Jaywalking is against the law, however Black people are honestly unaware of any legislation that demands adherence to walking on sidewalks and the crossing of dangerously trafficked streets only at designated portions of the path.

Black people are coming offenders of Jaywalking, perhaps because they were never taught to look both ways before they cross:

Remember how you're parents always told you to look both ways before you cross the street, here’s one reason why.

In Richmond County alone an average of 65 people are hit by cars while crossing the street, according to County statistics.
Deputies say Jaywalking is illegal, but hard to crack down on because so many people do it.
Sidewalks constitute the continuation and perpetuation of racism from the horrible days of segregation and Jim Crow, when Black people weren't allowed to drink out the same water fountains or walk down the same paths as white people.

Jaywalking is a conscious decision by Black people to continue the struggle against white oppression by their blatant failure to acknowledge crosswalks on sidewalks and their creative manner in devising ingenious routes that were heretofore unknown. In heavily Black areas, Jaywalking is common and rarely frowned upon.

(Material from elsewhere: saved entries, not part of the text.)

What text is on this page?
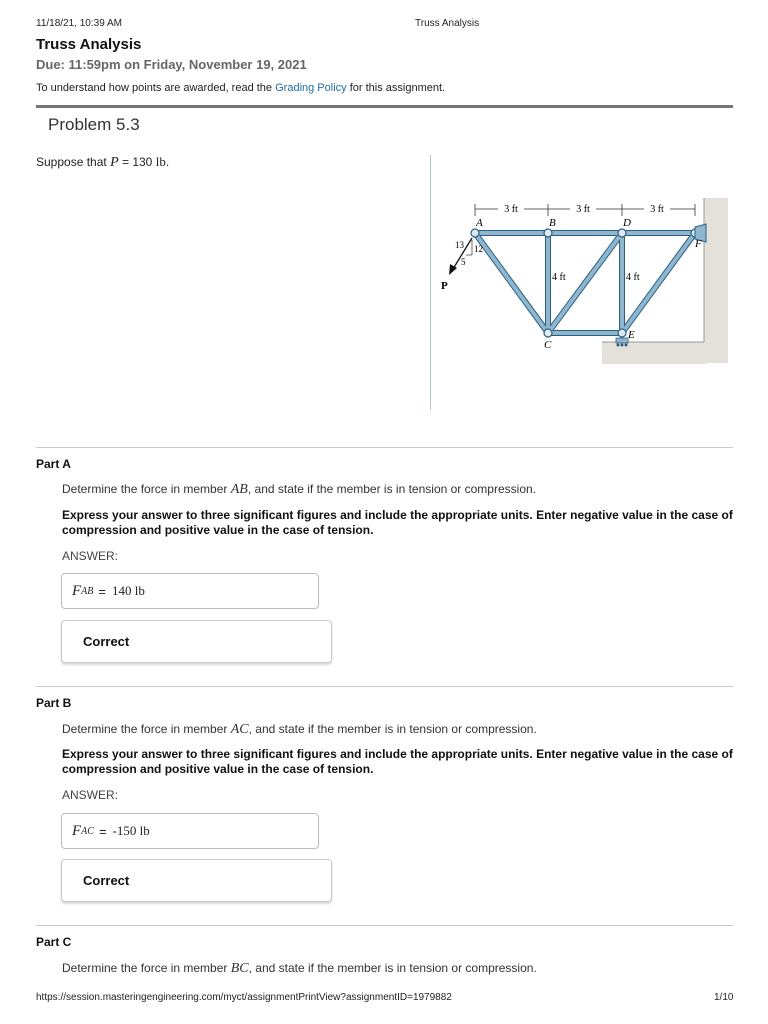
11/18/21, 10:39 AM	Truss Analysis
Truss Analysis
Due: 11:59pm on Friday, November 19, 2021
To understand how points are awarded, read the Grading Policy for this assignment.
Problem 5.3
Suppose that P = 130 lb.
3 ft	3 ft	3 ft
A	B
C
D
E
F
4 ft	4 ft
13 12
5
P
Part A
Determine the force in member AB, and state if the member is in tension or compression.
Express your answer to three significant figures and include the appropriate units. Enter negative value in the case of compression and positive value in the case of tension.
ANSWER:
F AB = 140 lb
Correct
Part B
Determine the force in member AC, and state if the member is in tension or compression.
Express your answer to three significant figures and include the appropriate units. Enter negative value in the case of compression and positive value in the case of tension.
ANSWER:
F AC = -150 lb
Correct
Part C
Determine the force in member BC, and state if the member is in tension or compression.
https://session.masteringengineering.com/myct/assignmentPrintView?assignmentID=1979882	1/10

However, when Black people attempt to Jaywalk in areas where other races dwell a vocal public outcry isn't far behind:

Michael Thomas jaywalks out of necessity.

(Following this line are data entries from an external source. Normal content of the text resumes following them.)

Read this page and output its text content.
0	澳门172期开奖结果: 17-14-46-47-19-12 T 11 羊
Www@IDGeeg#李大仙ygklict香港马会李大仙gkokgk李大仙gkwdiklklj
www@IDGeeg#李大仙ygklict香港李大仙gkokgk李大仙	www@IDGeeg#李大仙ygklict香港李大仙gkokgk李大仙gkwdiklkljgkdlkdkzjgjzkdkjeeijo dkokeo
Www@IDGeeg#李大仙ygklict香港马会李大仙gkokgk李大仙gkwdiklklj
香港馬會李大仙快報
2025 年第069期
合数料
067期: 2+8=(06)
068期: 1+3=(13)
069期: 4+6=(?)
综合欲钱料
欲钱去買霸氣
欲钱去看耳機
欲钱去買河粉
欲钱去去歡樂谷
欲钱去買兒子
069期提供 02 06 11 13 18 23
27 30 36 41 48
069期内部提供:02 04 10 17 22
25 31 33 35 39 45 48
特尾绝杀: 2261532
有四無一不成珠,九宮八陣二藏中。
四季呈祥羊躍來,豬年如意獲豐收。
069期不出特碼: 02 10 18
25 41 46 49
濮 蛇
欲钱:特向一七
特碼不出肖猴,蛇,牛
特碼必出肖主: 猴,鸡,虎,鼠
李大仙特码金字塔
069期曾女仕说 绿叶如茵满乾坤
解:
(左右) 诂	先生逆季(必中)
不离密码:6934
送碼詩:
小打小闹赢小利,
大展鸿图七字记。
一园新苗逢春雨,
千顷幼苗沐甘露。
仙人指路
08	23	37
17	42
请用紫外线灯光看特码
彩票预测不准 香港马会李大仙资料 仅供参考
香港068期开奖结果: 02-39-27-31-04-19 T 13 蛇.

He regularly crosses five lanes of speeding traffic on Buford Highway to reach his bus stop. He never uses the crosswalk up the street, at the intersection with Jimmy Carter Boulevard, because that would require a seven-minute detour. He needs to be on time for his job at a sub sandwich shop.
“You have a choice,” said Thomas, 28, of Norcross. “You cross the street or you miss the bus.”
Jaywalkers have migrated to the suburbs. They venture across four- to eight-lane roads, often not using crosswalks, pausing on the raised medians or the middle “suicide lanes” to look for a break in traffic as cars whiz by. Sometimes the crossings end tragically, as it did last month for a young mother who watched her 4-year-old son killed in the road.
“My son was a wonderful little kid and I wish I’d gotten to keep him,” Raquel Nelson said.
Transportation for America, which advocates against sprawl and in favor of walking and mass transit, ranks Atlanta-Sandy Springs-Marietta as the 10th-most dangerous metro area for pedestrians. (Orlando was No. 1.)
Sally Flocks, of the pedestrian advocacy group PEDS, thinks many roads in suburban Atlanta are more dangerous for pedestrians than city streets — where drivers expect pedestrians. Away from the cities, cars travel at higher speeds on wider roads. Pedestrians don’t have many marked spots to cross.
“There are often whole miles without a crossing,” she said. “If you look at the roads in the suburbs, they don’t treat them [pedestrians] as equals.”
Buford Highway in DeKalb and Gwinnett counties is the most dangerous road for pedestrians, Flocks said. Others are Tara Boulevard in Clayton, Old National Highway and Fulton Industrial Boulevard in Fulton, Six Flags Drive in Cobb and Candler Road in DeKalb.
Face it, Stuff Black People Don't Like includes sidewalks as the conformity to these safe paths for navigating through major cities is one more attempt by The Man to put Black people into their place and integrate with the mainstream.

To keep it real, Black people pay no heed to the crosswalk and brave many lanes of oncoming traffic to prove their disgust with sidewalks.

Why do Black people Jaywalk? Now you know.

Like bicyclists, Black people believe the road belongs to them even if they are merely on feet and impeding traffic. Share the road.